Modular Hydrogen Peroxide Electrosynthesis Cell with Anthraquinone-Modified Polyaniline Electrocatalyst

Abstract

Advanced oxidation processes (AOPs) target the chemical destruction of a wide range of nonbiodegradable, toxic, and recalcitrant organic pollutants instead of removal via physical separation, which produces contaminant-laden concentrates or solids. Hydrogen peroxide (H2O2) is the most widely used precursor that produces a highly reactive and nonselective hydroxyl radical at the site of an AOP through activation by UV irradiation. The potential for AOPs to meet the growing demand of transforming a centralized treatment and distribution practice into a modular, small-scale, and decentralized treatment paradigm can be maximized by innovative technologies that can synthesize precursor chemicals also at the site of water treatment, eliminating the need for a continuous chemical supply. We here present an electrochemical H2O2 generation cell that produces a large quantity of H2O2 while consuming only 0.2 to 20% of the total electricity consumption of AOPs in various AOP application scenarios employing UV activation.
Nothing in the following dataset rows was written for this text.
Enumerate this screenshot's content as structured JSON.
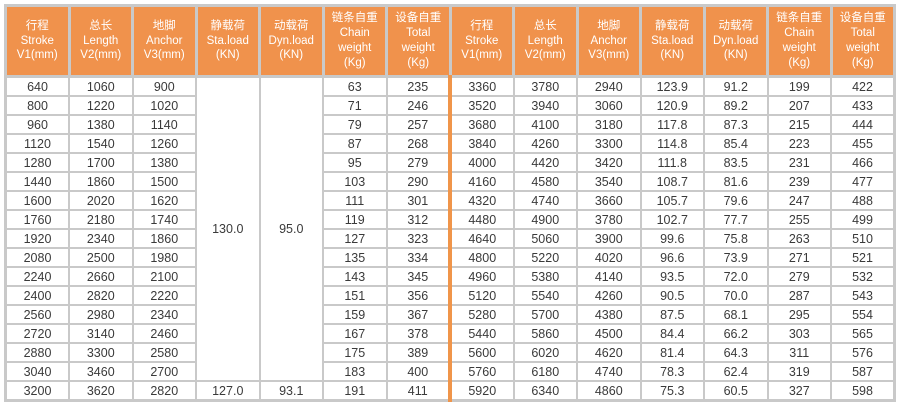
{
  "colors": {
    "header_bg": "#F0924C",
    "header_text": "#FFFFFF",
    "grid": "#C9C9C9",
    "mid_divider": "#F0954A",
    "cell_text": "#3A3A3A",
    "page_bg": "#FFFFFF"
  },
  "table": {
    "header_columns": [
      {
        "key": "stroke",
        "lines": [
          "行程",
          "Stroke",
          "V1(mm)"
        ]
      },
      {
        "key": "length",
        "lines": [
          "总长",
          "Length",
          "V2(mm)"
        ]
      },
      {
        "key": "anchor",
        "lines": [
          "地脚",
          "Anchor",
          "V3(mm)"
        ]
      },
      {
        "key": "sta-load",
        "lines": [
          "静载荷",
          "Sta.load",
          "(KN)"
        ]
      },
      {
        "key": "dyn-load",
        "lines": [
          "动载荷",
          "Dyn.load",
          "(KN)"
        ]
      },
      {
        "key": "chain-weight",
        "lines": [
          "链条自重",
          "Chain",
          "weight",
          "(Kg)"
        ]
      },
      {
        "key": "total-weight",
        "lines": [
          "设备自重",
          "Total",
          "weight",
          "(Kg)"
        ]
      }
    ],
    "left_half": {
      "merged": {
        "sta_load": "130.0",
        "dyn_load": "95.0",
        "rowspan": 16
      },
      "rows": [
        [
          "640",
          "1060",
          "900",
          null,
          null,
          "63",
          "235"
        ],
        [
          "800",
          "1220",
          "1020",
          null,
          null,
          "71",
          "246"
        ],
        [
          "960",
          "1380",
          "1140",
          null,
          null,
          "79",
          "257"
        ],
        [
          "1120",
          "1540",
          "1260",
          null,
          null,
          "87",
          "268"
        ],
        [
          "1280",
          "1700",
          "1380",
          null,
          null,
          "95",
          "279"
        ],
        [
          "1440",
          "1860",
          "1500",
          null,
          null,
          "103",
          "290"
        ],
        [
          "1600",
          "2020",
          "1620",
          null,
          null,
          "111",
          "301"
        ],
        [
          "1760",
          "2180",
          "1740",
          null,
          null,
          "119",
          "312"
        ],
        [
          "1920",
          "2340",
          "1860",
          null,
          null,
          "127",
          "323"
        ],
        [
          "2080",
          "2500",
          "1980",
          null,
          null,
          "135",
          "334"
        ],
        [
          "2240",
          "2660",
          "2100",
          null,
          null,
          "143",
          "345"
        ],
        [
          "2400",
          "2820",
          "2220",
          null,
          null,
          "151",
          "356"
        ],
        [
          "2560",
          "2980",
          "2340",
          null,
          null,
          "159",
          "367"
        ],
        [
          "2720",
          "3140",
          "2460",
          null,
          null,
          "167",
          "378"
        ],
        [
          "2880",
          "3300",
          "2580",
          null,
          null,
          "175",
          "389"
        ],
        [
          "3040",
          "3460",
          "2700",
          null,
          null,
          "183",
          "400"
        ],
        [
          "3200",
          "3620",
          "2820",
          "127.0",
          "93.1",
          "191",
          "411"
        ]
      ]
    },
    "right_half": {
      "rows": [
        [
          "3360",
          "3780",
          "2940",
          "123.9",
          "91.2",
          "199",
          "422"
        ],
        [
          "3520",
          "3940",
          "3060",
          "120.9",
          "89.2",
          "207",
          "433"
        ],
        [
          "3680",
          "4100",
          "3180",
          "117.8",
          "87.3",
          "215",
          "444"
        ],
        [
          "3840",
          "4260",
          "3300",
          "114.8",
          "85.4",
          "223",
          "455"
        ],
        [
          "4000",
          "4420",
          "3420",
          "111.8",
          "83.5",
          "231",
          "466"
        ],
        [
          "4160",
          "4580",
          "3540",
          "108.7",
          "81.6",
          "239",
          "477"
        ],
        [
          "4320",
          "4740",
          "3660",
          "105.7",
          "79.6",
          "247",
          "488"
        ],
        [
          "4480",
          "4900",
          "3780",
          "102.7",
          "77.7",
          "255",
          "499"
        ],
        [
          "4640",
          "5060",
          "3900",
          "99.6",
          "75.8",
          "263",
          "510"
        ],
        [
          "4800",
          "5220",
          "4020",
          "96.6",
          "73.9",
          "271",
          "521"
        ],
        [
          "4960",
          "5380",
          "4140",
          "93.5",
          "72.0",
          "279",
          "532"
        ],
        [
          "5120",
          "5540",
          "4260",
          "90.5",
          "70.0",
          "287",
          "543"
        ],
        [
          "5280",
          "5700",
          "4380",
          "87.5",
          "68.1",
          "295",
          "554"
        ],
        [
          "5440",
          "5860",
          "4500",
          "84.4",
          "66.2",
          "303",
          "565"
        ],
        [
          "5600",
          "6020",
          "4620",
          "81.4",
          "64.3",
          "311",
          "576"
        ],
        [
          "5760",
          "6180",
          "4740",
          "78.3",
          "62.4",
          "319",
          "587"
        ],
        [
          "5920",
          "6340",
          "4860",
          "75.3",
          "60.5",
          "327",
          "598"
        ]
      ]
    }
  }
}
We achieve high electrochemical H2O2 production efficiency by synthesizing an anthraquinone-modified polyaniline composite that enables an efficient two-electron oxygen reduction reaction. Polyaniline functions as a conductive support with abundant attachment sites, and anthraquinone ensures selective H2O2 generation. In a flow cell equipped with a gas diffusion cathode, H2O2 can be produced at a rate of 1.80 mol gcatalyst–1 hr–1 at 100 mA with a Faradaic efficiency of 95.83%. Finally, we examined the H2O2 production capability of the device with simulated drinking water and wastewater as feed electrolytes to demonstrate its potential for real-world operation scenarios.